Libeskind has seen his role eroded by Larry Silverstein, the leaseholder of the WTC, who is hiring his own architects to design the office towers. With some of the memorial proposals, Libeskind faces the possibility of more erosion, though on a different scale. Reflecting Absence is powerful partially because the designers eliminate one arm of Libeskind’s planned museum, which, in bridging the footprint of the north tower, obscures the footprint. As presented, Reflecting Absence does not acknowledge what remains of Libeskind’s buildings—the museum—but suggests instead a simple structure to the west of the pit that walls off busy West Street. The proposal destabilizes Libeskind’s role in the project.

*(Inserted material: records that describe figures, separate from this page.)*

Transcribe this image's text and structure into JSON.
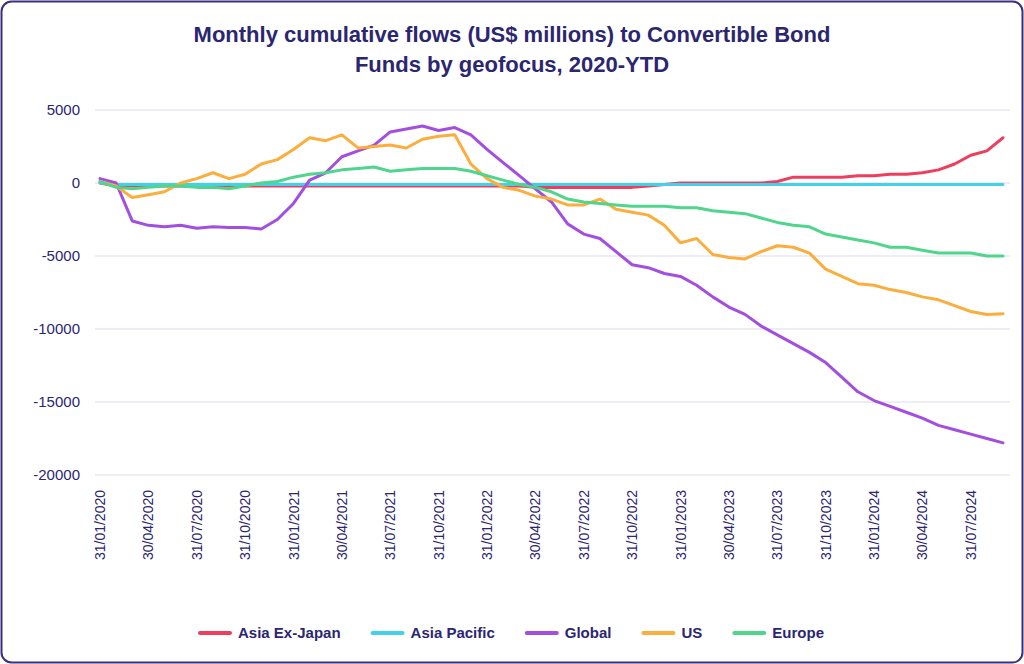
{
  "chart_data": {
    "type": "line",
    "title": "Monthly cumulative flows (US$ millions) to Convertible Bond Funds by geofocus, 2020-YTD",
    "categories": [
      "31/01/2020",
      null,
      null,
      "30/04/2020",
      null,
      null,
      "31/07/2020",
      null,
      null,
      "31/10/2020",
      null,
      null,
      "31/01/2021",
      null,
      null,
      "30/04/2021",
      null,
      null,
      "31/07/2021",
      null,
      null,
      "31/10/2021",
      null,
      null,
      "31/01/2022",
      null,
      null,
      "30/04/2022",
      null,
      null,
      "31/07/2022",
      null,
      null,
      "31/10/2022",
      null,
      null,
      "31/01/2023",
      null,
      null,
      "30/04/2023",
      null,
      null,
      "31/07/2023",
      null,
      null,
      "31/10/2023",
      null,
      null,
      "31/01/2024",
      null,
      null,
      "30/04/2024",
      null,
      null,
      "31/07/2024",
      null,
      null
    ],
    "series": [
      {
        "name": "Asia Ex-Japan",
        "color": "#ee3e5d",
        "values": [
          0,
          -200,
          -200,
          -200,
          -200,
          -200,
          -200,
          -200,
          -200,
          -200,
          -200,
          -200,
          -200,
          -200,
          -200,
          -200,
          -200,
          -200,
          -200,
          -200,
          -200,
          -200,
          -200,
          -200,
          -200,
          -200,
          -200,
          -300,
          -300,
          -300,
          -300,
          -300,
          -300,
          -300,
          -200,
          -100,
          0,
          0,
          0,
          0,
          0,
          0,
          100,
          400,
          400,
          400,
          400,
          500,
          500,
          600,
          600,
          700,
          900,
          1300,
          1900,
          2200,
          3100
        ]
      },
      {
        "name": "Asia Pacific",
        "color": "#43d1ea",
        "values": [
          0,
          -100,
          -100,
          -100,
          -100,
          -100,
          -100,
          -100,
          -100,
          -100,
          -100,
          -100,
          -100,
          -100,
          -100,
          -100,
          -100,
          -100,
          -100,
          -100,
          -100,
          -100,
          -100,
          -100,
          -100,
          -100,
          -100,
          -100,
          -100,
          -100,
          -100,
          -100,
          -100,
          -100,
          -100,
          -100,
          -100,
          -100,
          -100,
          -100,
          -100,
          -100,
          -100,
          -100,
          -100,
          -100,
          -100,
          -100,
          -100,
          -100,
          -100,
          -100,
          -100,
          -100,
          -100,
          -100,
          -100
        ]
      },
      {
        "name": "Global",
        "color": "#a24fe0",
        "values": [
          300,
          0,
          -2600,
          -2900,
          -3000,
          -2900,
          -3100,
          -3000,
          -3050,
          -3050,
          -3150,
          -2500,
          -1400,
          200,
          700,
          1800,
          2200,
          2600,
          3500,
          3700,
          3900,
          3600,
          3800,
          3300,
          2300,
          1400,
          500,
          -400,
          -1300,
          -2800,
          -3500,
          -3800,
          -4700,
          -5600,
          -5800,
          -6200,
          -6400,
          -7000,
          -7800,
          -8500,
          -9000,
          -9800,
          -10400,
          -11000,
          -11600,
          -12300,
          -13300,
          -14300,
          -14900,
          -15300,
          -15700,
          -16100,
          -16600,
          -16900,
          -17200,
          -17500,
          -17800
        ]
      },
      {
        "name": "US",
        "color": "#fbae3e",
        "values": [
          100,
          -200,
          -1000,
          -800,
          -600,
          0,
          300,
          700,
          300,
          600,
          1300,
          1600,
          2300,
          3100,
          2900,
          3300,
          2400,
          2500,
          2600,
          2400,
          3000,
          3200,
          3300,
          1300,
          300,
          -300,
          -500,
          -900,
          -1100,
          -1500,
          -1500,
          -1100,
          -1800,
          -2000,
          -2200,
          -2900,
          -4100,
          -3800,
          -4900,
          -5100,
          -5200,
          -4700,
          -4300,
          -4400,
          -4800,
          -5900,
          -6400,
          -6900,
          -7000,
          -7300,
          -7500,
          -7800,
          -8000,
          -8400,
          -8800,
          -9000,
          -8950
        ]
      },
      {
        "name": "Europe",
        "color": "#4fd58c",
        "values": [
          100,
          -300,
          -400,
          -300,
          -200,
          -200,
          -300,
          -300,
          -400,
          -200,
          0,
          100,
          400,
          600,
          700,
          900,
          1000,
          1100,
          800,
          900,
          1000,
          1000,
          1000,
          800,
          500,
          200,
          -100,
          -300,
          -600,
          -1100,
          -1300,
          -1400,
          -1500,
          -1600,
          -1600,
          -1600,
          -1700,
          -1700,
          -1900,
          -2000,
          -2100,
          -2400,
          -2700,
          -2900,
          -3000,
          -3500,
          -3700,
          -3900,
          -4100,
          -4400,
          -4400,
          -4600,
          -4800,
          -4800,
          -4800,
          -5000,
          -5000
        ]
      }
    ],
    "ylim": [
      -20000,
      5000
    ],
    "yticks": [
      -20000,
      -15000,
      -10000,
      -5000,
      0,
      5000
    ],
    "grid": true,
    "legend": "bottom"
  }
}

There seem to be some discrepancies between the proposals and the facts on the ground, and they will have to be clarified. Many of the projects respect the slurry wall that held its own during the collapse of the towers, but Libeskind has partially submerged it with horizontal structural slabs, and then covered over most of the remaining wall still in view.
The process of selection should not lull the public and the survivors’ families into relaxing their vigilance. The rest of the site remains caught in an identity crisis: Who will design it? The memorial is of central importance, and the selection process seems to be on the right track. But the rest of the site cannot be understood merely as a passive frame of office buildings for the memorial. The larger complex is integral to the memorial, and just as important.